Nous ne pouvons pas sans cesse nous satisfaire de notre dynamique économique –en particulier industrielle- nous réjouir de notre progression démographique –de plus de 1% annuel- et donc aggraver notre empreinte écologique, sans dire de quelle manière nous entendons réduire nos consommations énergétiques et nos émissions de gaz à effet de serre, produire aussi l’énergie dont nous aurons besoin.

Vous savez sans doute que tous les territoires de l’Ain sont désormais engagés dans cette réflexion et qu’ils mettront en œuvre d’ici quelques mois des plans d’actions chiffrés.

Le moment est venu de dire comment nous les accompagnerons –c’est un axe à travailler dans la perspective de la contractualisation avec les territoires- mais de façon certaine il faudra bien plus que les 200000 euros aujourd’hui prévus au budget.

Songez que l’évaluation de l’ensemble des mesures à mettre en œuvre à l’échelle de l’Ain s’évalue à plus de 100 millions d’euros. Qu’elle part le département prend-il à cette ambition ?

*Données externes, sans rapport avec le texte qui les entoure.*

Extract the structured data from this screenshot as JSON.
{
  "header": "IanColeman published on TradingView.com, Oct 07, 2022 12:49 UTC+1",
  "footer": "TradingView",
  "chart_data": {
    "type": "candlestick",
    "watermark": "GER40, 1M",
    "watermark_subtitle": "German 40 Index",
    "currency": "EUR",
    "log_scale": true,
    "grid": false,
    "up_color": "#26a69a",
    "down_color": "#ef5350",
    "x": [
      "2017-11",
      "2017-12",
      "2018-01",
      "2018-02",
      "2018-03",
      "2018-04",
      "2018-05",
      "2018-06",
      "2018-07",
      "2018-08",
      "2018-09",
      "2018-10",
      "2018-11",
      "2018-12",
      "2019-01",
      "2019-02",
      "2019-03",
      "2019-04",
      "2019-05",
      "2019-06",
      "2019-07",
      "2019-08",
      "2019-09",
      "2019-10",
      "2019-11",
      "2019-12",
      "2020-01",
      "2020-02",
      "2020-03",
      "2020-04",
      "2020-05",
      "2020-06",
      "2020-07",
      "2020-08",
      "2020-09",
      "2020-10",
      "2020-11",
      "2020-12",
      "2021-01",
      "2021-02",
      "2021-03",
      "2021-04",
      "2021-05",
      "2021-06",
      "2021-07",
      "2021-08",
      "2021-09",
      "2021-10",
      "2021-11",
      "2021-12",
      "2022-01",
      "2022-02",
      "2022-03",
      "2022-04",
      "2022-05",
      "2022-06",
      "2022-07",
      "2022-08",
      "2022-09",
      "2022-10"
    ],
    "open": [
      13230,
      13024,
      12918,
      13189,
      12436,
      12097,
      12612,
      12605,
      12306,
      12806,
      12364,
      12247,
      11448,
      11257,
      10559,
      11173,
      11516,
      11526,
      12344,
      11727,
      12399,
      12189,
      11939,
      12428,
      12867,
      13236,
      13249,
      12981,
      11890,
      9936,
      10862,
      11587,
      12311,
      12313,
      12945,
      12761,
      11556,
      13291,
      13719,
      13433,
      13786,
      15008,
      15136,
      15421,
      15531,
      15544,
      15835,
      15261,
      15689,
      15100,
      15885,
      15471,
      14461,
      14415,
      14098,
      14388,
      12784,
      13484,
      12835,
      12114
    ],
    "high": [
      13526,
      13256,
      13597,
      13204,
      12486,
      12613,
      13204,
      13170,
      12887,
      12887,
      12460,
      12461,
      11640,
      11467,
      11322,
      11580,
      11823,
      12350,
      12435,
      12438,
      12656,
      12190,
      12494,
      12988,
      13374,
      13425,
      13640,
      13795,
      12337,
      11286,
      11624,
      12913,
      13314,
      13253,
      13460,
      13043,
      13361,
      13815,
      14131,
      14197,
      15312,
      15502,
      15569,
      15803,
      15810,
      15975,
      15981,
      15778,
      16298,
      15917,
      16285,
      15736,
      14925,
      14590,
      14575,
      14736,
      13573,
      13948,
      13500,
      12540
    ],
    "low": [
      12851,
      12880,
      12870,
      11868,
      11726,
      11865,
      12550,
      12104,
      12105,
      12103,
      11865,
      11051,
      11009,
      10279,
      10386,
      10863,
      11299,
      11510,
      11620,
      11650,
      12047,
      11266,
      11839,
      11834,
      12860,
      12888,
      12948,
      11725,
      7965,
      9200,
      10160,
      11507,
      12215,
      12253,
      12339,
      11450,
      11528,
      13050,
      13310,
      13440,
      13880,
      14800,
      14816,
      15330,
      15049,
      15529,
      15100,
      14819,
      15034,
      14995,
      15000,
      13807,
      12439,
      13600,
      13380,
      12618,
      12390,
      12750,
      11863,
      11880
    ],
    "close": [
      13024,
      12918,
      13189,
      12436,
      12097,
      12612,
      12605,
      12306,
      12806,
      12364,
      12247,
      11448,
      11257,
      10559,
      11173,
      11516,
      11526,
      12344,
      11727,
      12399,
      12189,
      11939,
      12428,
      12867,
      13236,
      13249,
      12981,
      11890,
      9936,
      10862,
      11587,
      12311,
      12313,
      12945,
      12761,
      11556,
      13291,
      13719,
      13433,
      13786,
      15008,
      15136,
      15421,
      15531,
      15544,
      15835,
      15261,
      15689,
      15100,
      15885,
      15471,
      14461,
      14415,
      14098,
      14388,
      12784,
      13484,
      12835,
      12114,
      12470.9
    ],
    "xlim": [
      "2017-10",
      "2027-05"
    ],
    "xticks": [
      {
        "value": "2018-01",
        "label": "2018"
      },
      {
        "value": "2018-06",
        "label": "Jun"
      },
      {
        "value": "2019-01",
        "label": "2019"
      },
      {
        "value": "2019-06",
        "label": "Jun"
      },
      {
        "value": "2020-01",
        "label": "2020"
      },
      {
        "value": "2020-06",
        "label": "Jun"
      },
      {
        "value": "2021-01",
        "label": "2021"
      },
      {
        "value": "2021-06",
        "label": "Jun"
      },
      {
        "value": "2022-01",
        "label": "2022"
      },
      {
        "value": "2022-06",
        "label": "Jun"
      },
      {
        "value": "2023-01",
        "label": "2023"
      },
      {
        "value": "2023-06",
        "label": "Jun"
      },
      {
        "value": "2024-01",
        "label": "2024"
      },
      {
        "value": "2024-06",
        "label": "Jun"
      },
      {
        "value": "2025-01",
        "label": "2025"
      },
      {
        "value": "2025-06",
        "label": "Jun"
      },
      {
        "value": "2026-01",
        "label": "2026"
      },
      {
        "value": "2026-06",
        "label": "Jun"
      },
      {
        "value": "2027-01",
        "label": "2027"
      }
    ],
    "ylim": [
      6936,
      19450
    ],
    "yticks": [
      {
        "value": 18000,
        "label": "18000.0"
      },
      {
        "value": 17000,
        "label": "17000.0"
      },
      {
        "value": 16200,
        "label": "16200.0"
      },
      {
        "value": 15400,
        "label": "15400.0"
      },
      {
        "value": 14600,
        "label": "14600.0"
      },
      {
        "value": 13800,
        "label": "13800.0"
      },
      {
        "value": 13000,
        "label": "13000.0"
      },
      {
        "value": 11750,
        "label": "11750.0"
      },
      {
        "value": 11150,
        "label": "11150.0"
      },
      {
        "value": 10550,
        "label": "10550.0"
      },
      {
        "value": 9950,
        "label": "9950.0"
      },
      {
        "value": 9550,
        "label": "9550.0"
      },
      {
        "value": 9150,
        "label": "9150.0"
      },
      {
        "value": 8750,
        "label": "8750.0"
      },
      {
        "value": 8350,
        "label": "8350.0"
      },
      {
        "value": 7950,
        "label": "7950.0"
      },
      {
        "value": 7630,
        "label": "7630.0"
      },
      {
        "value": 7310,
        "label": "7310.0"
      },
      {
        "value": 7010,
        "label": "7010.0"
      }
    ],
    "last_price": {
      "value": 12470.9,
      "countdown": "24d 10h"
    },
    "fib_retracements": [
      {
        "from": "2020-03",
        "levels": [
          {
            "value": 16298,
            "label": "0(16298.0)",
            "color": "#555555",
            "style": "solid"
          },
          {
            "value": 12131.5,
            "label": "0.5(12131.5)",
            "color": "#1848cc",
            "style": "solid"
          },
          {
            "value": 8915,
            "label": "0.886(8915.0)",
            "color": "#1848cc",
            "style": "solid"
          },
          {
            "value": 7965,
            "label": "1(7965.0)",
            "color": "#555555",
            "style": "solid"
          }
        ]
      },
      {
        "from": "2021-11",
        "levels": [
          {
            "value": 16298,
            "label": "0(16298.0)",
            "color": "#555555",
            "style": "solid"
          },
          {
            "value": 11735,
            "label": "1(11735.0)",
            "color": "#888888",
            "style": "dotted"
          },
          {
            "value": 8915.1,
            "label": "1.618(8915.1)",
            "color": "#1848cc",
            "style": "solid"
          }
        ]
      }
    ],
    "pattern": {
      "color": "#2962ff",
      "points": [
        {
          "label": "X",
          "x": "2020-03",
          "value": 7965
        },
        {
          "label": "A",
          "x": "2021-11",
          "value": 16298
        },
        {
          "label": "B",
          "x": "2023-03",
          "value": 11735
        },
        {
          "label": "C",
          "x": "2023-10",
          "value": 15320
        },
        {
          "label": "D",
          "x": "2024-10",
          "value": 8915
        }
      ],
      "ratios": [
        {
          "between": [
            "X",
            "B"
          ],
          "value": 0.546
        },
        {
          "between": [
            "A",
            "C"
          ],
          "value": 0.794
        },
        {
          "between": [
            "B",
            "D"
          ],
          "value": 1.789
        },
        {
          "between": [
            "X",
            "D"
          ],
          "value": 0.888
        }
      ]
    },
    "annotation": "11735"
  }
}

La politique du logement est et doit être un outil de la transition écologique si l’on veut mettre fin au mal-logement et à la précarité énergétique.

Il y a fort à parier que les 10 millions d’euros consacrés au parc public seront insuffisants pour maintenir un niveau soutenu de construction. Un à un les bailleurs sociaux nous expliquent l’amputation de leurs fonds propres à force de réduction des loyers de solidarité et de hausse de la TVA.

C’est même une programmation de moitié qui semble se dessiner en 2019 dans l’Ain et un ralentissement net de l’entretien et de la rénovation urbaine.

Je plaide pour que l’on ait un regard attentif à l’exécution du plan séniors et au portage par les bailleurs des opérations d’habitat destinées aux aînés.

Nous avons aussi à considérer à notre propre patrimoine bâti. Au moment où l’on ambitionne de construire de nouveaux collèges et d’en rénover d’autres, il est essentiel d’afficher nos objectifs en matière énergétique.

J’avais déjà dit ici comment le coût de construction de nos collègues ne devait pas seulement être  mis en rapport avec l’esthétique mais intégrer la nécessaire sobriété énergétique.

C’est notre plan d’investissement tout entier qui doit être revisité et intégrer cette exigence.

Nos pratiques du quotidien doivent aussi être observées : vous nous dîtes le gain opéré sur la masse salariale suite à la réorganisation des agences routières. Mais quand est-il des déplacements des agents et des kilomètres parcourus ? C’est le sens de l’évaluation que nous attendons.

Demain, une même réorganisation va impacter les services sociaux. Quelle mobilité est imposée aux agents ? Avec quelles conséquences sur les distances parcourues ? Là aussi nous espérons des réponses satisfaisantes au plan social et en cohérence avec l’enjeu environnemental.

La transition écologique et énergétique est transversale et doit se traduire au plan budgétaire si nous voulons prendre notre part dans les défis qui s’imposent.

Je suis pour ma part convaincu que l’Ain a une carte à jouer. La terre, c’est aussi de l’énergie : les espaces boisés sont là pour retenir le carbone et les vastes étendues pour capter le soleil et le vent. Il y a matière à produire de l’énergie dé-carbonée, à créer de l’activité et des emplois.

Autant de défis à relever exige de l’ambition. Ce budget en manque cruellement à l’image de la prévision d’investissement qui affiche une baisse. ET en dépit de ressources dynamiques : ce sont près de 30 millions d’euros supplémentaires en l’espace de quatre ans sur lesquels le département peut compter au titre des seuls DMTO.

30 millions d’euros ! Voilà qui devrait soutenir l’investissement alors que vous l’inscrivez en baisse. Il est encore temps –dans les deux courtes années qui restent de ce mandat- d’afficher un projet de développement durable au service des habitants. Ce n’est –et nous le regrettons- pas le cas à l’occasion de cet exercice.